The main conclusion from YouGov’s latest poll for The Times is simply stated. The first group still loves Mr Corbyn, the second group still rejects him and much of the vital third group see him as a principled but wrong-headed vote loser. An early re-run of the party leadership election would see him re-elected with a big majority – while an early general election would see him comprehensively rejected.
Two current controversies illustrate both points. By five-to-one, those who voted for Mr Corbyn oppose Britain taking part in air strikes against Syria. However, those who voted for one of the other three candidates back air strikes by three-to-two; while among Labour voters generally, support for air strikes runs at almost two-to-one.
On welfare, the pattern is the same. Most Corbyn supporters reject the £26,000-per-family cap on benefits. But most of those who voted against him support the cap – as do two-thirds of all Labour voters.
What will worry many Labour MPs is that Mr Corbyn’s supporters seem to know that they are out of touch with the wider public, but don’t mind. We asked Labour party members, and the electorate generally, to say which of seven attributes they associate with Labour’s leader. The figures differ, but the rankings are much the same. Corbyn’s supporters, his detractors, and Labour voters generally, all put “principled” at the top of the list, and “likely to lead Labour to victory at the next general election” last. It was the only one of the seven qualities picked by fewer than half of those who voted for him.
However, his supporters don’t seem to mind. Our survey shows that they prefer purity to power. By 71 to 15 per cent, they think a political party should stick to policies it believes in, even if they would lead to election defeat, rather than compromise “on some of its policies” in order to get into government and put what it can into practice. By 55-32 per cent, those who voted against Corbyn disagree.

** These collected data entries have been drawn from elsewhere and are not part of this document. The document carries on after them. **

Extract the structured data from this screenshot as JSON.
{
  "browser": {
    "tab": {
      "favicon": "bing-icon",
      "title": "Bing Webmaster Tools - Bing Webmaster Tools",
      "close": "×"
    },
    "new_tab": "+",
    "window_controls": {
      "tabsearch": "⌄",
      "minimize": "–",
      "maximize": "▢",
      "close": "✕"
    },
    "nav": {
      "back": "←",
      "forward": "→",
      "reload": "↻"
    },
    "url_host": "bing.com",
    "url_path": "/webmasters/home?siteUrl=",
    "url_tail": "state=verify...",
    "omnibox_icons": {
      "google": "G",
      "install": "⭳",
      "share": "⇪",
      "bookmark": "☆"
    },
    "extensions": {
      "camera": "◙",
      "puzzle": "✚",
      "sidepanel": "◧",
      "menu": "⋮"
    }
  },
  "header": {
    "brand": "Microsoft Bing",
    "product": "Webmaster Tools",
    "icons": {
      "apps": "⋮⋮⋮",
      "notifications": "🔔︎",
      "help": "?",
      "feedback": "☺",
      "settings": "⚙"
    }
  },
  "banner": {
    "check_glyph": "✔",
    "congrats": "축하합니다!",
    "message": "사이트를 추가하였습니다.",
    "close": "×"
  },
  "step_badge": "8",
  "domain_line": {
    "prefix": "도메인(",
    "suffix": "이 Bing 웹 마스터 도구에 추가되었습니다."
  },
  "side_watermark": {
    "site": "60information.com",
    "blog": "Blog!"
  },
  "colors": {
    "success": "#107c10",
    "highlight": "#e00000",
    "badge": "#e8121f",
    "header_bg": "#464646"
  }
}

Overall, this survey echoes Labour’s condition in the early 1980s. Its leader, Michael Foot, was widely seen a decent man: principled and honest. He also enthused many Labour activists, who flocked to his rallies in the 1983 election campaign. But he could not persuade voters generally that he was up to the job of Prime Minister, and many traditional Labour voters thought he was far too left-wing. As a result, the party suffered its worst election result since the 1930s. Our poll offers no sign that Mr Corbyn will fare any better.